S’ajoute à cela la crèche qui a permis aux chérubins du village une pré-scolarité déjà offerte aux enfants des villes. Financée par les citoyens du village, elle est équipée de tous les matériaux éducatifs des temps modernes. Allant des chaises, tables, tableau magnétique, téléviseur avec DVD pour la diffusion des dessins animés et enfin des jeux instructifs. La crèche est d’une propreté remarquable. Une femme de ménage payée par les villageois assure la salubrité des lieux.
"Elle reçoit pour le moment 17 enfants, âgés de trois à cinq ans", souligne Lamara.

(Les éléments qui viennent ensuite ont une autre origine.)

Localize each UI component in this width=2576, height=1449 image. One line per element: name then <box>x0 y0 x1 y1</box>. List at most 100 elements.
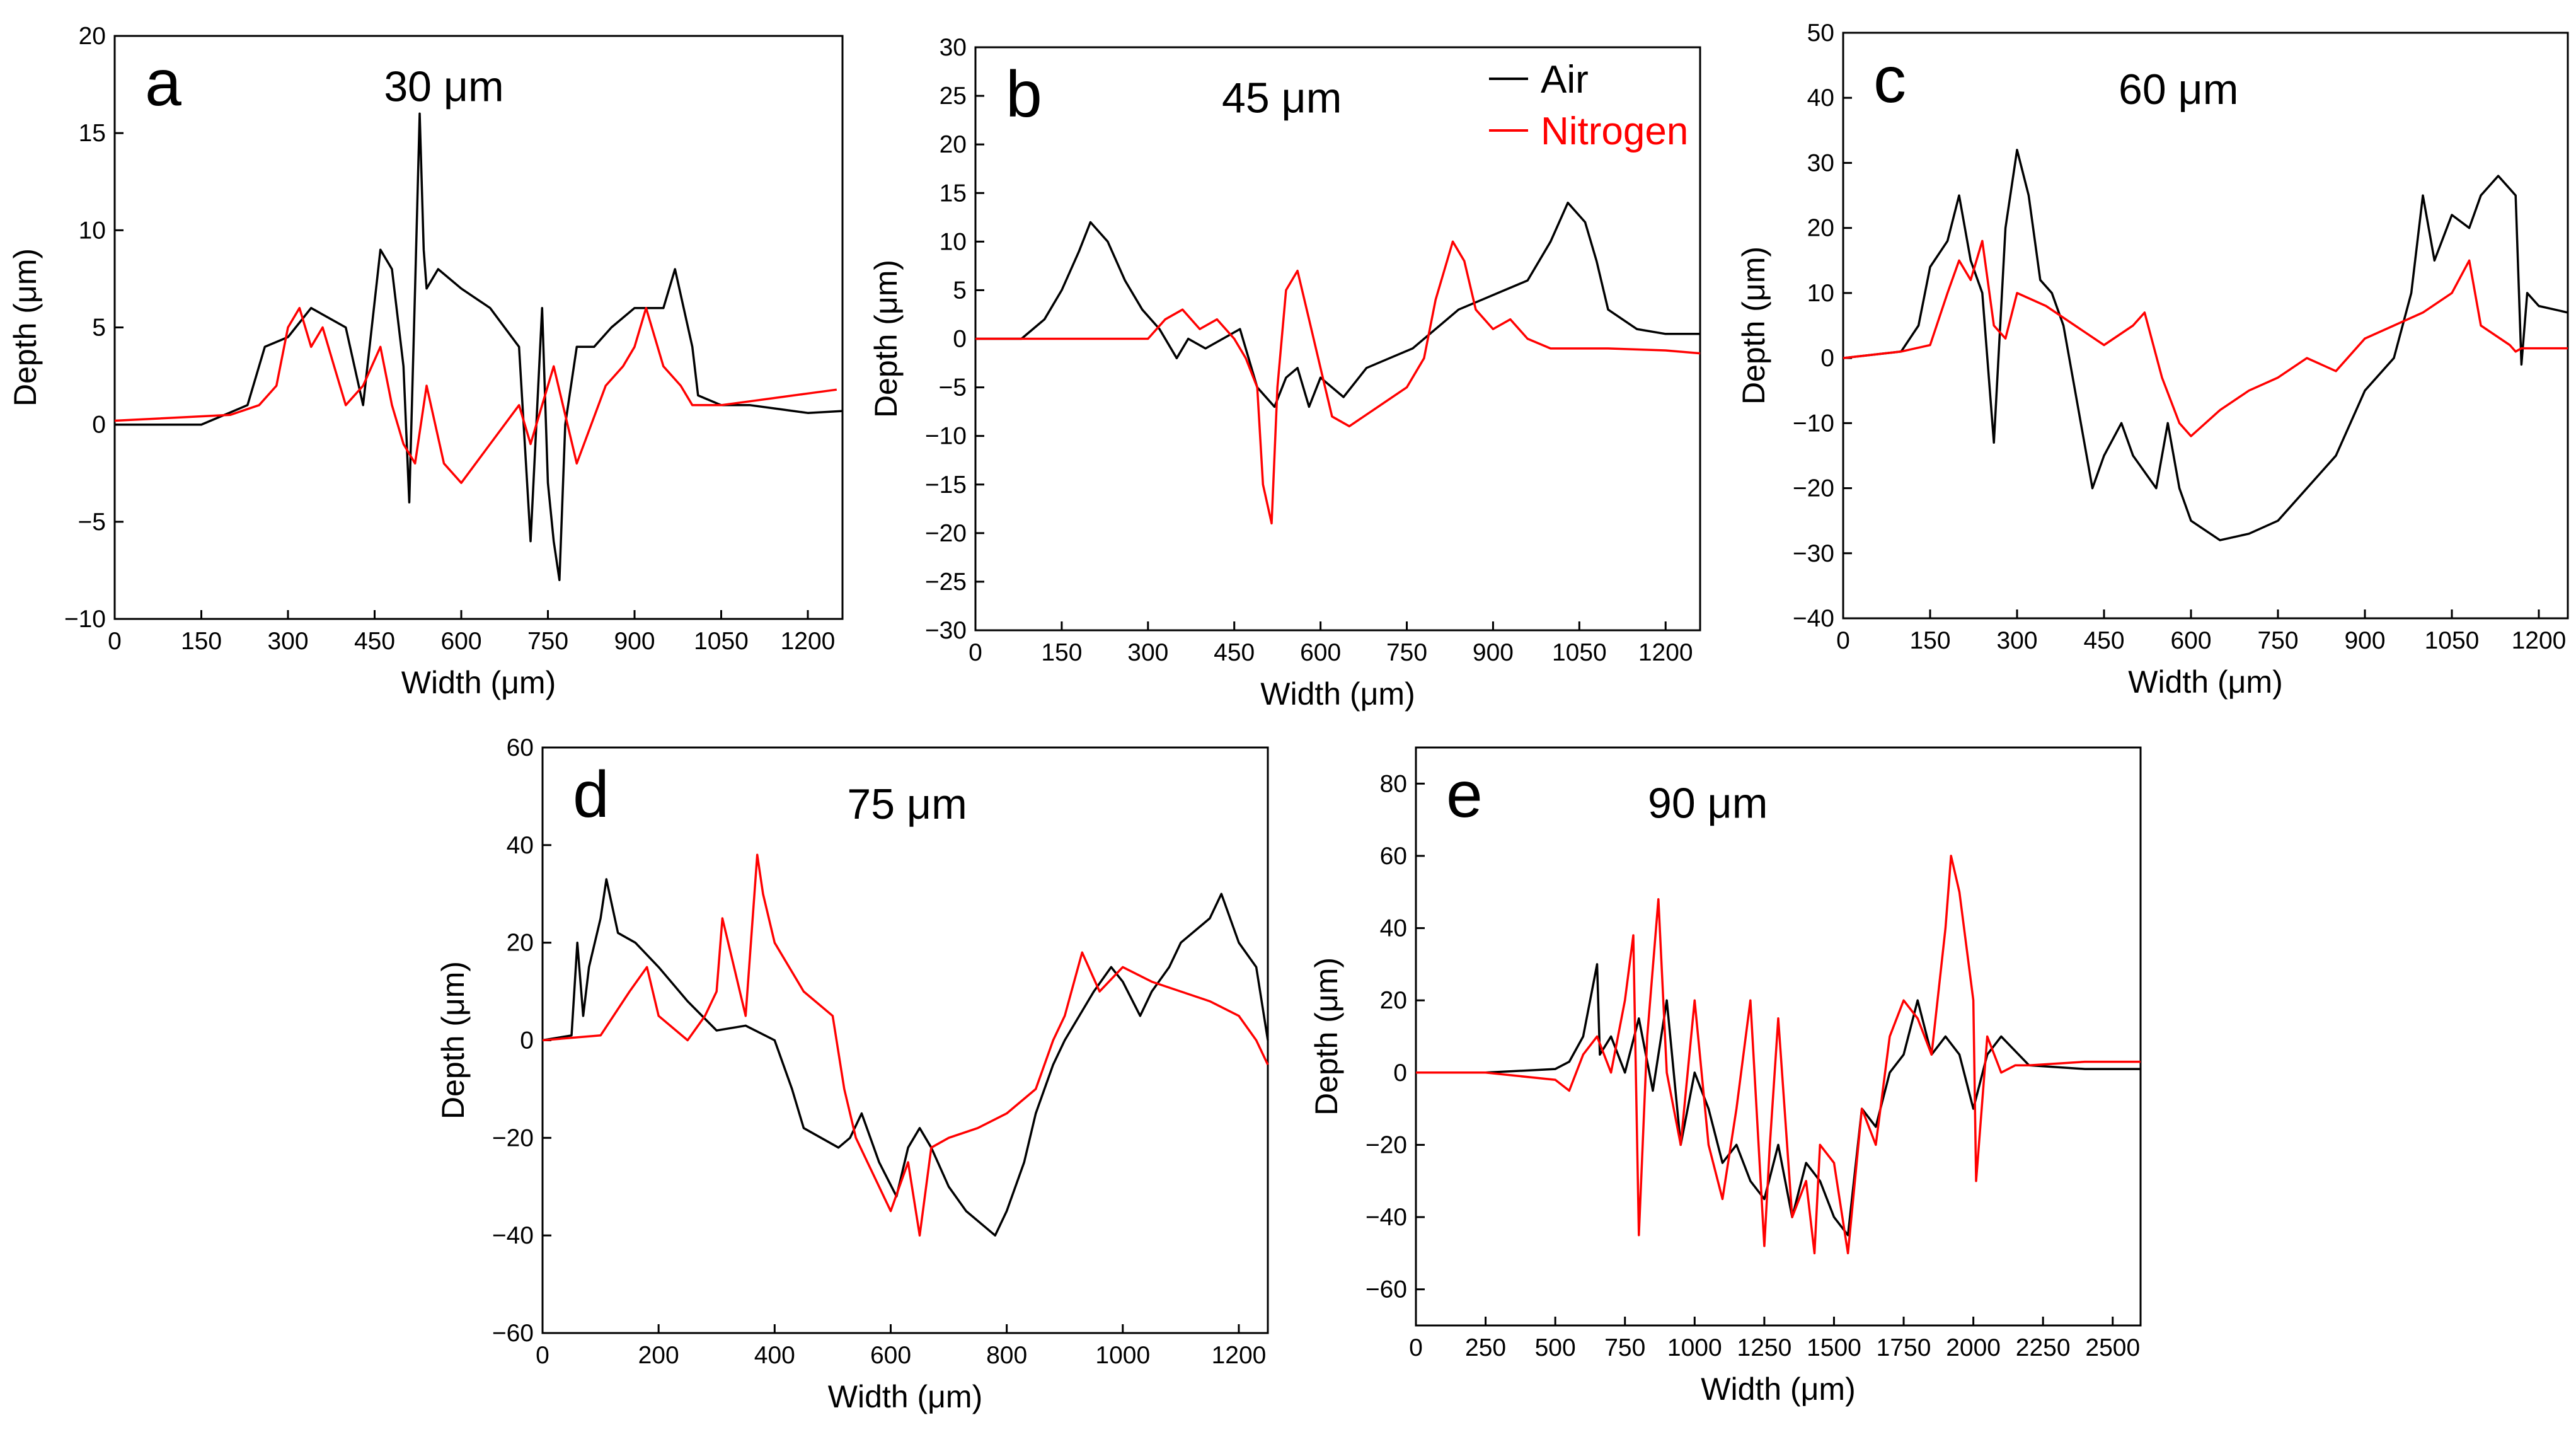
x-tick-label: 1000 <box>1667 1334 1722 1361</box>
panel-letter: d <box>573 758 609 831</box>
y-tick-label: 80 <box>1380 770 1407 797</box>
x-tick-label: 1200 <box>1638 639 1693 666</box>
y-tick-label: −25 <box>925 569 967 596</box>
x-axis-label: Width (μm) <box>2128 664 2282 700</box>
x-tick-label: 500 <box>1535 1334 1576 1361</box>
x-tick-label: 750 <box>2257 627 2298 654</box>
y-tick-label: 10 <box>1807 280 1834 307</box>
x-tick-label: 2000 <box>1946 1334 2001 1361</box>
panel-c: 0 150 300 450 600 750 900 1050 1200−40−30−20−100… <box>1736 20 2569 700</box>
x-tick-label: 300 <box>1996 627 2037 654</box>
y-tick-label: 20 <box>940 131 967 158</box>
x-tick-label: 400 <box>754 1342 795 1369</box>
y-tick-label: −10 <box>925 423 967 450</box>
x-tick-label: 900 <box>1473 639 1514 666</box>
x-axis-label: Width (μm) <box>828 1379 982 1414</box>
panel-letter: a <box>145 47 181 120</box>
x-tick-label: 750 <box>1604 1334 1645 1361</box>
x-tick-label: 0 <box>969 639 982 666</box>
y-tick-label: 0 <box>1393 1059 1407 1087</box>
y-tick-label: −40 <box>492 1222 534 1249</box>
y-tick-label: −30 <box>1793 540 1834 567</box>
y-tick-label: 5 <box>92 315 106 342</box>
y-axis-label: Depth (μm) <box>1309 957 1344 1116</box>
series-line-air <box>1416 963 2141 1237</box>
x-tick-label: 250 <box>1465 1334 1506 1361</box>
legend-label: Air <box>1541 58 1589 101</box>
y-tick-label: 15 <box>940 180 967 207</box>
x-tick-label: 0 <box>108 628 122 655</box>
y-tick-label: 60 <box>507 734 534 761</box>
y-tick-label: 10 <box>79 217 106 244</box>
series-line-air <box>1843 149 2568 541</box>
series-line-nitrogen <box>1416 855 2141 1255</box>
panel-title: 45 μm <box>1222 74 1342 122</box>
series-line-air <box>542 878 1269 1237</box>
y-tick-label: −20 <box>492 1124 534 1152</box>
x-tick-label: 1200 <box>781 628 836 655</box>
x-tick-label: 0 <box>1409 1334 1423 1361</box>
y-tick-label: 0 <box>1820 345 1834 372</box>
x-tick-label: 150 <box>1041 639 1082 666</box>
y-tick-label: −15 <box>925 471 967 499</box>
x-tick-label: 1200 <box>1212 1342 1267 1369</box>
y-tick-label: −40 <box>1366 1204 1407 1231</box>
y-tick-label: 20 <box>1807 215 1834 242</box>
x-tick-label: 0 <box>536 1342 549 1369</box>
y-tick-label: 0 <box>92 412 106 439</box>
y-tick-label: 40 <box>1807 84 1834 112</box>
x-tick-label: 150 <box>181 628 222 655</box>
panel-letter: b <box>1006 58 1042 131</box>
y-tick-label: −5 <box>939 374 967 401</box>
series-line-air <box>115 112 843 582</box>
panel-d: 0 200 400 600 800 1000 1200 −60 −40 −20 0 20 40 60 Wid… <box>435 734 1269 1414</box>
y-tick-label: 50 <box>1807 20 1834 47</box>
y-axis-label: Depth (μm) <box>8 248 43 407</box>
series-line-nitrogen <box>542 853 1269 1237</box>
x-tick-label: 750 <box>527 628 568 655</box>
y-tick-label: −20 <box>1793 475 1834 502</box>
y-tick-label: 60 <box>1380 843 1407 870</box>
x-tick-label: 1750 <box>1877 1334 1931 1361</box>
x-tick-label: 450 <box>2083 627 2124 654</box>
x-axis-label: Width (μm) <box>401 665 556 700</box>
y-tick-label: 15 <box>79 120 106 147</box>
x-tick-label: 450 <box>1214 639 1255 666</box>
y-tick-label: −5 <box>78 509 106 536</box>
x-tick-label: 1200 <box>2512 627 2567 654</box>
x-tick-label: 200 <box>638 1342 679 1369</box>
y-tick-label: 10 <box>940 228 967 255</box>
panel-title: 60 μm <box>2119 66 2238 113</box>
y-tick-label: −60 <box>492 1320 534 1347</box>
series-line-air <box>975 201 1700 408</box>
panel-letter: c <box>1873 43 1906 117</box>
y-tick-label: 20 <box>79 23 106 50</box>
y-tick-label: 20 <box>1380 987 1407 1014</box>
y-tick-label: 40 <box>507 832 534 859</box>
y-tick-label: 0 <box>953 326 967 353</box>
y-tick-label: −60 <box>1366 1276 1407 1303</box>
y-tick-label: −10 <box>1793 410 1834 437</box>
x-tick-label: 1000 <box>1095 1342 1150 1369</box>
y-axis-label: Depth (μm) <box>435 961 471 1119</box>
y-tick-label: −30 <box>925 617 967 644</box>
x-tick-label: 2500 <box>2085 1334 2140 1361</box>
y-tick-label: −20 <box>925 520 967 547</box>
plot-frame <box>113 35 844 620</box>
y-tick-label: 30 <box>940 34 967 61</box>
plot-frame <box>541 746 1269 1334</box>
x-tick-label: 150 <box>1909 627 1950 654</box>
x-tick-label: 900 <box>614 628 655 655</box>
series-line-nitrogen <box>975 240 1701 525</box>
x-tick-label: 1050 <box>2425 627 2480 654</box>
y-tick-label: −40 <box>1793 605 1834 632</box>
x-tick-label: 300 <box>1127 639 1168 666</box>
x-tick-label: 750 <box>1386 639 1427 666</box>
y-tick-label: 20 <box>507 930 534 957</box>
x-tick-label: 1250 <box>1737 1334 1792 1361</box>
y-tick-label: 25 <box>940 83 967 110</box>
plot-frame <box>1415 746 2142 1327</box>
panel-a: 0 150 300 450 600 750 900 1050 1200 −10 −5 0 5 10 15 20… <box>8 23 844 700</box>
x-tick-label: 300 <box>267 628 308 655</box>
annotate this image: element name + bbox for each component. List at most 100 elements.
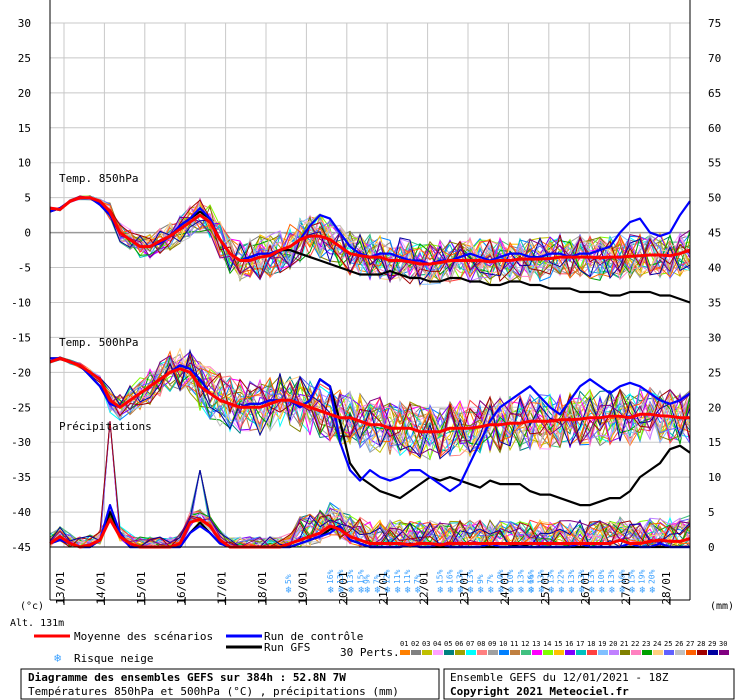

Au sous-sol de la bâtisse abritant la crèche, l’association culturelle et celle sportive du village ont élu domicile. A quelques encablures de là, juste à proximité de la place du village, un grand immeuble abrite le siège du comité. "Il est financé par l’ambassade du Canada à hauteur d’un million de dinars tandis que le village assure le reste, notamment les émigrés", révèle Lamara.
La bâtisse non encore achevée, n’est pas seulement un endroit de réunion. Elle sert aussi d’amphithéâtre pour les cours de soutien aux classes d’examens. Dans la salle de réunion, un amas d’objets traditionnels entreposés dans la salle, rappellent sans cesse, la vie d’autrefois dans une maison kabyle et les outils qui formaient jadis, leurs ustensiles. Au sous-sol de la bâtisse, notre surprise fut grande, deux sources d’eau attirent notre attention. L’une d’elle est finement ciselée et ressemble étrangement à Azrou n’Thor.
Son eau, agréable au goût est d’une qualité supérieure. Elle jaillit d’une source intarissable. L’autre est une fontaine à l’architecture moderne. Cette fontaine fraîche en été et chaude en hiver étanchant la soif de tous les passants, s’appelle Tala Tqaâts.
Azrou n’Thor, le saint de la région
Il est célébré trois fois par an. Les trois premiers week-ends de chaque mois d’août, les citoyens d’Ait Adellah, de Takhlijt At Atsou ainsi que ceux de Zouvga organisent, chaque village séparément, la fête à plus de 1 200 mètres d’altitude. C’est un moment de villégiature et de confession pour les invités qui viennent des quatre coins de la Kabylie et même d’ailleurs.
La visite de courtoisie à Zouvga est inoubliable. Au delà de la journée distraite qu’on a vécu en compagnie des humbles citoyens de ce merveilleux village, la virée nous a permis de concevoir et comprendre, en même temps, la manière avec laquelle les hommes marient tradition et modernité, pour en sortir avec une mélange socioculturel des plus harmonieux. L’œuvre réalisée par les citoyens de Zouvga est admirable.
Elle sert d’exemple aux autres villages de la région lesquels tentent à leurs tours d’instaurer une nouvelle dynamique de prise en charge de la cité. Triste nous étions en quittant Zouvga, avec l’espoir d’y retourner un jour…. Mille mercis aux habitants de Zouvga qui nous et vous ont fait découvrir cette perle parmi d’autres en Kabylie.